Ballerinas and ballerinos practice. The directors worry about the dude’s back as he prepares for a lift.The ballerina prances at him and he lifts her over his head. Then he seizes up and drops her. Sophie starts fighting for breath. She can’t breathe.

House eats some cereal at home as Dead Amber taunts him with ukulele playing. He’s mad at her for trying to kill Chase and is trying to ignore her. She says he’s not completely rational.

Foreman knocks at the door. House says he’s taking a personal day. Cuddy says come in or he’s fired.

In the differential room, they discuss the fact that she’s having trouble breathing. House continues to suggest the opposite of whatever Dead Amber says.
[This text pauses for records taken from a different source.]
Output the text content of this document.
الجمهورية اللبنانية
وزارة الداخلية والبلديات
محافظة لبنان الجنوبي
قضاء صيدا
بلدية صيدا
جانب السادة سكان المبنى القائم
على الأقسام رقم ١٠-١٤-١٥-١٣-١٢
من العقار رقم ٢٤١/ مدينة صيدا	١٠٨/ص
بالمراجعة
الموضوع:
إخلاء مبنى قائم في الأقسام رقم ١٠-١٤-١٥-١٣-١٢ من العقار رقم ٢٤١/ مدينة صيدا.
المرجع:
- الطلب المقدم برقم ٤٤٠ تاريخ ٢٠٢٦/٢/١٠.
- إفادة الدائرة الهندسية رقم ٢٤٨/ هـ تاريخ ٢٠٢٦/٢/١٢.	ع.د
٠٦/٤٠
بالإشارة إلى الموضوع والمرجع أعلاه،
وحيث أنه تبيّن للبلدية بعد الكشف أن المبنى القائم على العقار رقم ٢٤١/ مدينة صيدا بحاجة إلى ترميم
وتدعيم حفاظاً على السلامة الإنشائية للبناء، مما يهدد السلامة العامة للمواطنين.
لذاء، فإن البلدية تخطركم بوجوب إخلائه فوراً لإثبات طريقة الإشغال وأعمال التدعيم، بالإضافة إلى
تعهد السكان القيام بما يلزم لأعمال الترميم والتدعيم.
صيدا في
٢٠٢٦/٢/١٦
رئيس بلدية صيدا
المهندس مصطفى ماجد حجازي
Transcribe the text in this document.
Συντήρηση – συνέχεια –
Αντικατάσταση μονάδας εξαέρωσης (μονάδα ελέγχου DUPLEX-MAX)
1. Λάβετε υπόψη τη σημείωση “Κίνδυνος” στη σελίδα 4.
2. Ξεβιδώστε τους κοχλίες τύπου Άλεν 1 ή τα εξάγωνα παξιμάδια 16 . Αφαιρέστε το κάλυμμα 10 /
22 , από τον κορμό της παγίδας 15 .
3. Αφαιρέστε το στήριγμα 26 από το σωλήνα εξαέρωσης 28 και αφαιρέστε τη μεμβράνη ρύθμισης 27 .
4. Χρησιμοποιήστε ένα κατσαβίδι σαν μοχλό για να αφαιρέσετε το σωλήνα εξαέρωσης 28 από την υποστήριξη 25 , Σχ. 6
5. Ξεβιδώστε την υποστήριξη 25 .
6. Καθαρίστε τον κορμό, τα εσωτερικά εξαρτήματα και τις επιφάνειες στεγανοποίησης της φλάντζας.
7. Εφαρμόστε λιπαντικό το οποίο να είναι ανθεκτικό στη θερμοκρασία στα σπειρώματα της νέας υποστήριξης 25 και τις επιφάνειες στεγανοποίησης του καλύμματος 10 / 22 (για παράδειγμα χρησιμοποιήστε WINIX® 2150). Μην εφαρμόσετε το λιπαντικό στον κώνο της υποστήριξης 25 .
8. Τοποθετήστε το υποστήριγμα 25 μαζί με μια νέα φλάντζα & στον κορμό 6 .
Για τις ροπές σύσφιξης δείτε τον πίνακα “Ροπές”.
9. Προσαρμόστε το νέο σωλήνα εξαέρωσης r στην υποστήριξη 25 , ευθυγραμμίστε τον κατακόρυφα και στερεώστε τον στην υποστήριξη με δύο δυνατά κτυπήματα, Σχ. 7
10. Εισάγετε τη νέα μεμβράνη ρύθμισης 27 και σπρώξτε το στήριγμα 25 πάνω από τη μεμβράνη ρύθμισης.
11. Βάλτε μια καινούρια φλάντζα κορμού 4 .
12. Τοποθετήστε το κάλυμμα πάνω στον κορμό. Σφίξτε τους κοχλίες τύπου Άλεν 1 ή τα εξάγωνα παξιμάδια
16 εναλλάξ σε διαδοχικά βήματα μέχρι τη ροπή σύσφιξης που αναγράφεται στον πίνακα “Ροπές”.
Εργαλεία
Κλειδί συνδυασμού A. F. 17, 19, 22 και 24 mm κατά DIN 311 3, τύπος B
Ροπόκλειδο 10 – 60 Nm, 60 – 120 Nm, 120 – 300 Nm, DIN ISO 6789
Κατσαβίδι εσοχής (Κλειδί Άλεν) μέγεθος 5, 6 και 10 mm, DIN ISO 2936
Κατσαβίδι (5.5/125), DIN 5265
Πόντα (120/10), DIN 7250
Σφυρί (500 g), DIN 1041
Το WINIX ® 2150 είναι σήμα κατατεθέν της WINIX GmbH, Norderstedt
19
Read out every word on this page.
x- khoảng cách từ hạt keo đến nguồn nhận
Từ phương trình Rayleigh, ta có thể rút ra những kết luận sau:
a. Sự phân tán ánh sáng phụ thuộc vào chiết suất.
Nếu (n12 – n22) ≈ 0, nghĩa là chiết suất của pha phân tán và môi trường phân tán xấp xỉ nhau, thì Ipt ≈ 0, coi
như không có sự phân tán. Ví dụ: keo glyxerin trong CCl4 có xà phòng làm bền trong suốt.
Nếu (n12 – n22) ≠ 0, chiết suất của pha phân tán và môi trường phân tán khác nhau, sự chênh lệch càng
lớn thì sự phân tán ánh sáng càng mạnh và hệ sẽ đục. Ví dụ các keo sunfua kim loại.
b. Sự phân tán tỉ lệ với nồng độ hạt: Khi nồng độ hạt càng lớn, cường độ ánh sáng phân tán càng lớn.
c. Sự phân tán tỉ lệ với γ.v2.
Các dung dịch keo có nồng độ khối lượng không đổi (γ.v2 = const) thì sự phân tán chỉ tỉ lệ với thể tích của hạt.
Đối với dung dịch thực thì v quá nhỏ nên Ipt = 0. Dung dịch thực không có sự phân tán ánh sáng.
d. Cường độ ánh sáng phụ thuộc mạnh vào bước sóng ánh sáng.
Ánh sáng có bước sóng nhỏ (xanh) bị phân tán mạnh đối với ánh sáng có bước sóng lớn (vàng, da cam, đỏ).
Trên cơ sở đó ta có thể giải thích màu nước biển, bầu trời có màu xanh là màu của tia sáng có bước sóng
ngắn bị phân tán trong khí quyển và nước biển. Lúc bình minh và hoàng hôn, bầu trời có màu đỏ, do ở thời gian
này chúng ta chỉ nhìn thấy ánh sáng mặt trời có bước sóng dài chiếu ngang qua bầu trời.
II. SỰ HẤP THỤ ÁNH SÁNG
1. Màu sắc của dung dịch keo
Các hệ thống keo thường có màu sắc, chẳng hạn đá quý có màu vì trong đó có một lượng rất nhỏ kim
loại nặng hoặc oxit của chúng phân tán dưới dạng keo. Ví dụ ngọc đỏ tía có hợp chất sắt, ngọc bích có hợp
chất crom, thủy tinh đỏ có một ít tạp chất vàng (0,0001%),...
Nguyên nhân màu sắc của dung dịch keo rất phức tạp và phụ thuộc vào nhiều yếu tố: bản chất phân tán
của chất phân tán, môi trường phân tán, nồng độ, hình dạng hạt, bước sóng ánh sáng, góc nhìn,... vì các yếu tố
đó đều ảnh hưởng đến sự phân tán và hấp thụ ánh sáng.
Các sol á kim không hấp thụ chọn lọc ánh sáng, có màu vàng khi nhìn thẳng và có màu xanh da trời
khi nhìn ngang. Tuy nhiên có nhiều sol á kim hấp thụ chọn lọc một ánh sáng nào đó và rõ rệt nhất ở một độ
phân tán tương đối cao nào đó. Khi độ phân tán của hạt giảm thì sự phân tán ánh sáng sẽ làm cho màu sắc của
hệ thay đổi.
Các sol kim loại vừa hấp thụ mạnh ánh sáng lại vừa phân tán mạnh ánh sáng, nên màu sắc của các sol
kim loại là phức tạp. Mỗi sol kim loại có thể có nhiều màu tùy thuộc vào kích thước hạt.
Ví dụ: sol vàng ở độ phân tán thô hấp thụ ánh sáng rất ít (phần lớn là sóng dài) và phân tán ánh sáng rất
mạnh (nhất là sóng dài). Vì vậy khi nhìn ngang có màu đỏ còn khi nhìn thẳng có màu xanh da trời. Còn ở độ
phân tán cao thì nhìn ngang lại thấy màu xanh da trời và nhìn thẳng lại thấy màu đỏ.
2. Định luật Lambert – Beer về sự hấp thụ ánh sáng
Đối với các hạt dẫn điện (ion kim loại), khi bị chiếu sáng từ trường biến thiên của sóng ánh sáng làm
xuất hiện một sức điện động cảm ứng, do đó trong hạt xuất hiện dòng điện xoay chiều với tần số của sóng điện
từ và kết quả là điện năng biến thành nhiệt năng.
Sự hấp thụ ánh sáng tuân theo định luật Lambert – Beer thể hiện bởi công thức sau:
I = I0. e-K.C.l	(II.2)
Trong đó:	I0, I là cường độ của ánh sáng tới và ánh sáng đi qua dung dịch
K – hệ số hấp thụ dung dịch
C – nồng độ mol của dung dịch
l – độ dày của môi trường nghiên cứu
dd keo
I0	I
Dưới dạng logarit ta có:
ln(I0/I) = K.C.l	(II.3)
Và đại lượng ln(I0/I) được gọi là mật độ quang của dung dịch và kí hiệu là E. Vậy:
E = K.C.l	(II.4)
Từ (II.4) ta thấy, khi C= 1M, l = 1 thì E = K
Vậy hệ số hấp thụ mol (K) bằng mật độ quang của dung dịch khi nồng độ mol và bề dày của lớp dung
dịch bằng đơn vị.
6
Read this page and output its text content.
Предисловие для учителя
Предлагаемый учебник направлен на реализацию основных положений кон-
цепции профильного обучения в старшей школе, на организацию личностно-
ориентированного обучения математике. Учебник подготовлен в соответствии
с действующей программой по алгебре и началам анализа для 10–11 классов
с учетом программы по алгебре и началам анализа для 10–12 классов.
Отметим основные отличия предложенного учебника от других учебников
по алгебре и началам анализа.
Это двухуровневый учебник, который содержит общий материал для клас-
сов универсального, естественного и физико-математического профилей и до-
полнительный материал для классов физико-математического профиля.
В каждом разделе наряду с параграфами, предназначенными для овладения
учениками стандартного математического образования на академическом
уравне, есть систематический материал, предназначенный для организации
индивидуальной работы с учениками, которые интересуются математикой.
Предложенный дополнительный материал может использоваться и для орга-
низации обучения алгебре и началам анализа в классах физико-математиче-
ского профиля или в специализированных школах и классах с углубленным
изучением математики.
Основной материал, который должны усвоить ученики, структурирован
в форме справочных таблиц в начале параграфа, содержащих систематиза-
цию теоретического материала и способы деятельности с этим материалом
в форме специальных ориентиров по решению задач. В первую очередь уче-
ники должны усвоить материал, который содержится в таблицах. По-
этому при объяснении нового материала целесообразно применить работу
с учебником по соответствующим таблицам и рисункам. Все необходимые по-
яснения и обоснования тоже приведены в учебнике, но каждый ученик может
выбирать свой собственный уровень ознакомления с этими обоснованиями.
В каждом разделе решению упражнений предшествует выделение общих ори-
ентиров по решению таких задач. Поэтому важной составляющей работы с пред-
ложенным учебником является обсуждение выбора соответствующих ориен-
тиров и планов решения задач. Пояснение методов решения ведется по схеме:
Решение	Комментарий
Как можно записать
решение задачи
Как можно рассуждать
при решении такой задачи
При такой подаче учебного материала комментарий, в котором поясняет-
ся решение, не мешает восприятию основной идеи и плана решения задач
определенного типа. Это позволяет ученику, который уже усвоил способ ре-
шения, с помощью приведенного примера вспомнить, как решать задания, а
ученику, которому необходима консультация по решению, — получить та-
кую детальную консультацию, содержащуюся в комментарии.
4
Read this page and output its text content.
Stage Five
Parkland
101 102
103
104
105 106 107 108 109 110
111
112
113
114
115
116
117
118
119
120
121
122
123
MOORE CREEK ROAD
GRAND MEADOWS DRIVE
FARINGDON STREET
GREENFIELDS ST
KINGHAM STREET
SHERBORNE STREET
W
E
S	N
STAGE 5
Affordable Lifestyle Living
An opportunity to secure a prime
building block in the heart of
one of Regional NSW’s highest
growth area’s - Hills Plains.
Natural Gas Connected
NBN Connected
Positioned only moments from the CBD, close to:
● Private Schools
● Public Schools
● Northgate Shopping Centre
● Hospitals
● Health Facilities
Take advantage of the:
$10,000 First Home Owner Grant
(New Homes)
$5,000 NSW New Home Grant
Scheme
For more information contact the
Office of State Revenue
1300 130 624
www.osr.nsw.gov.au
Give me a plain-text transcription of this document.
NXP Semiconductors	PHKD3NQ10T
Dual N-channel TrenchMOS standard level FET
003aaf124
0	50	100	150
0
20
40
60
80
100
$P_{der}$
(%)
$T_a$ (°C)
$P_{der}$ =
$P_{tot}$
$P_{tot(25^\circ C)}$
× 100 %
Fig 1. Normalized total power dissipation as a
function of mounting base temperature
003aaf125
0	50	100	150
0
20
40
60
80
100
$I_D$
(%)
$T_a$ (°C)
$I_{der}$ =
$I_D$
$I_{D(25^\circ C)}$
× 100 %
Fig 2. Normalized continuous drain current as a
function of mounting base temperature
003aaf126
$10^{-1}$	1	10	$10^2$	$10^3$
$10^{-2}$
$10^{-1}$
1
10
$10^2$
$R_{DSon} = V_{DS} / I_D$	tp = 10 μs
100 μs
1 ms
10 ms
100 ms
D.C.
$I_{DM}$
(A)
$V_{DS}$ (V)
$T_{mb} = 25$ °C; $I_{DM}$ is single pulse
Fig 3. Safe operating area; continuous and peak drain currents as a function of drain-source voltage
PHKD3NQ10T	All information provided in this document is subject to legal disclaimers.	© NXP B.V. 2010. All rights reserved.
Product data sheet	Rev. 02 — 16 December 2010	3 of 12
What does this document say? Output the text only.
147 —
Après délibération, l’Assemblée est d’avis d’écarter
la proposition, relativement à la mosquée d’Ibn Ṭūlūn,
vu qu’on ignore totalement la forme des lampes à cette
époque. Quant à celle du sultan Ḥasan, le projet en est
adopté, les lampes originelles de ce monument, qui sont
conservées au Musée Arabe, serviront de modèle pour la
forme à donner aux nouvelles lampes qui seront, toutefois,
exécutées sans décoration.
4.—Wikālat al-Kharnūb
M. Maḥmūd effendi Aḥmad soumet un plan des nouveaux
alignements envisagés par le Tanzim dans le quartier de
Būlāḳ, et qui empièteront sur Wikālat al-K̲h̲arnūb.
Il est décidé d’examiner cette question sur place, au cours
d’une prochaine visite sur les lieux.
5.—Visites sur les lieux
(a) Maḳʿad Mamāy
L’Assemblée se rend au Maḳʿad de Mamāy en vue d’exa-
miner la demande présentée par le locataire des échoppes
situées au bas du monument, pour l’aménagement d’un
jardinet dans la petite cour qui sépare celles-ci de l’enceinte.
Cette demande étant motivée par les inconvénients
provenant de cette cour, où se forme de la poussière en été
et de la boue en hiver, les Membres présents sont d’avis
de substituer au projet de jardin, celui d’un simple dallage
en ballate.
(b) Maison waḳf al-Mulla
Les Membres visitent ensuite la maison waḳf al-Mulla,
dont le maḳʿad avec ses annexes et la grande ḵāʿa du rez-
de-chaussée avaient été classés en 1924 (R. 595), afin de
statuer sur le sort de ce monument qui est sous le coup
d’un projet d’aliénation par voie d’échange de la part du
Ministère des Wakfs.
She’s pushing for dehydration, which could hide an infection.

Wilson gives a guy the news he has kidney cancer and House interrupts. Wilson tries to run him off. House tells him he’s hallucinating. That gets his attention. House thinks he’s got sleep apnea that’s causing lack of sleep. He wants Wilson to watch his differentials. Dead Amber starts babbling over Wilson and he tells her to shut up. Wilson wants to know who he’s seeing. House thinks for a minute and then plays the sympathy card. He says Kutner.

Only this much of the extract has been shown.